First, all three were scheduled to appear in April at Symphony Center. (Due to the CSO musicians’ strike, the first two of the following three engagements have been canceled.) Batiashvili will join guest conductor Jakub Hrůša and Chicago Symphony Orchestra for concerts on April 4-6. Thibaudet will perform April 14 with violinist Midori as part of the Symphony Center Presents Chamber Music Series. And Capuçon rejoins the orchestra April 25-27 in Elgar’s beloved Cello Concerto with guest conductor Nikolaj Szeps-Znaider.

Second, the three teamed up last year to perform together as a piano trio through the intercession of Capuçon, who has performed with Thibaudet for nearly 20 years and previously collaborated with Batiashvili. “When you have the possibility to play incredible music with great friends onstage, this is just pure luxury,” he said. “There is nothing better than that.”

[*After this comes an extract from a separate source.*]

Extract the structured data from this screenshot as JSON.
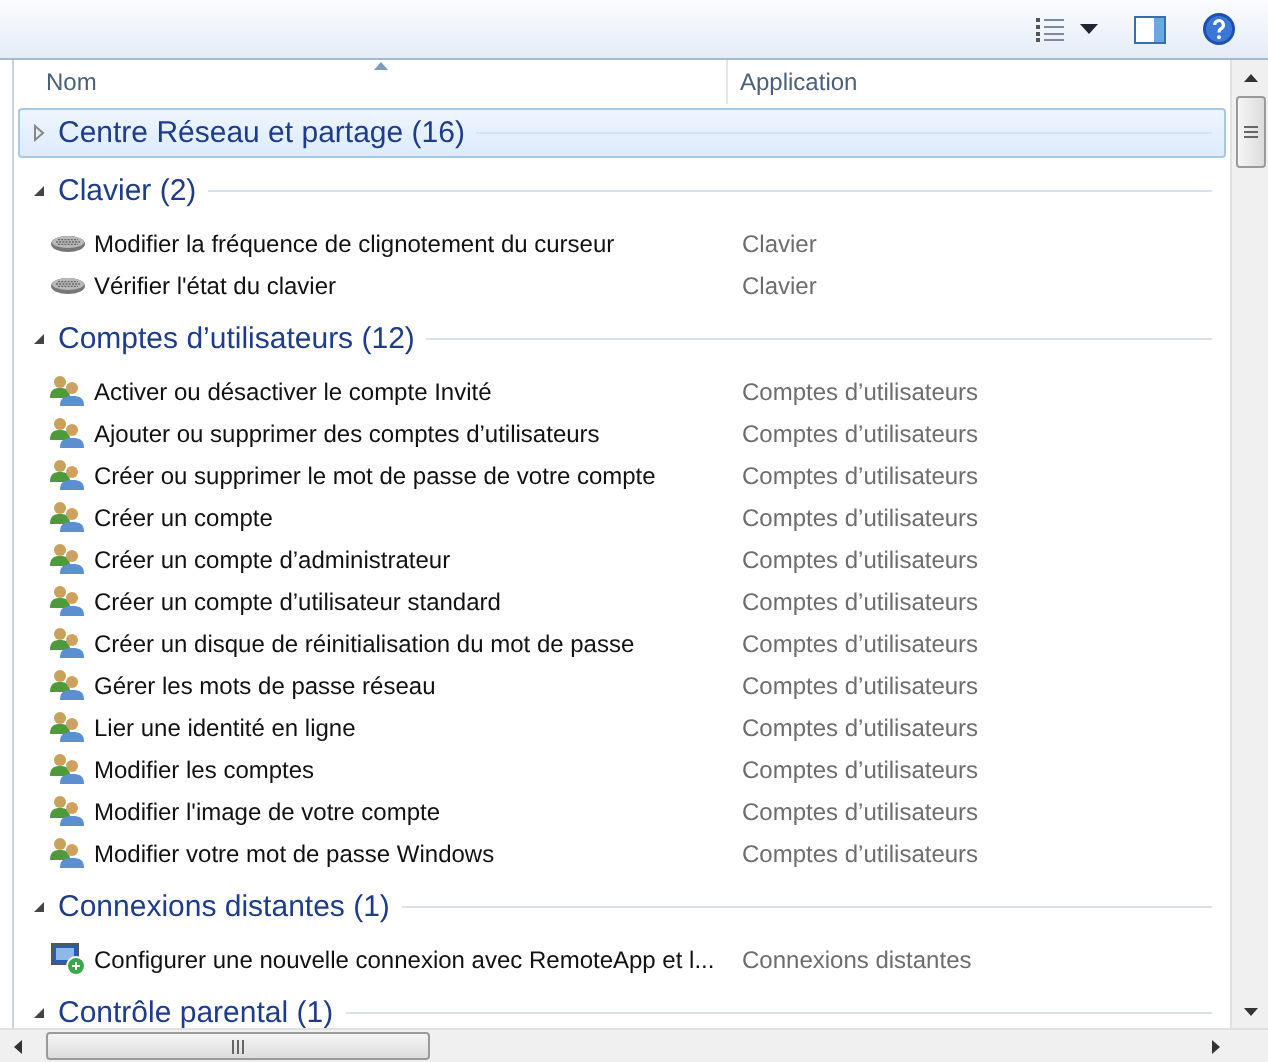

The project was discussed for a few years and finally became a reality in November. “It’s always complicated to mix three busy schedules and so many projects,” Capuçon said. The threesome presented an 11-day, 10-city tour across Europe that began Nov. 4 at the Konzert Theater in Coesfeld, Germany and included stops in such leading venues as the Musikverein in Vienna, the Concertgebouw in Amsterdam and Philharmonie in Paris. “It was really a fantastic experience,” Batiashvili said.

For Capuçon, the big appeal of the piano trio is the “absolutely gorgeous” music that has been written for the combination by composers such as Brahms and Schubert. The threesome toured with Shostakovich’s Piano Trio No. 1 in C Minor, Mendelssohn’s Piano No. 2 in C Minor and Ravel’s Piano Trio in A Minor. “The repertoire is absolutely incredible,” he said.

It’s almost impossible, Batiashvili said, for musicians who are typically soloists to come together with little rehearsal and create the kind of nuanced blend that a string quartet or string trio requires. “In a piano trio, it’s different,” she said, “because you have piano, violin and cello, which accompany each other but can still stay very personal and have their own voice.”

The threesome will perform at least one more concert this summer in Europe and then embark on a North American tour in late 2020. Will the group come to Chicago? “I don’t know exactly,” Batiashvili said, “but we will try.”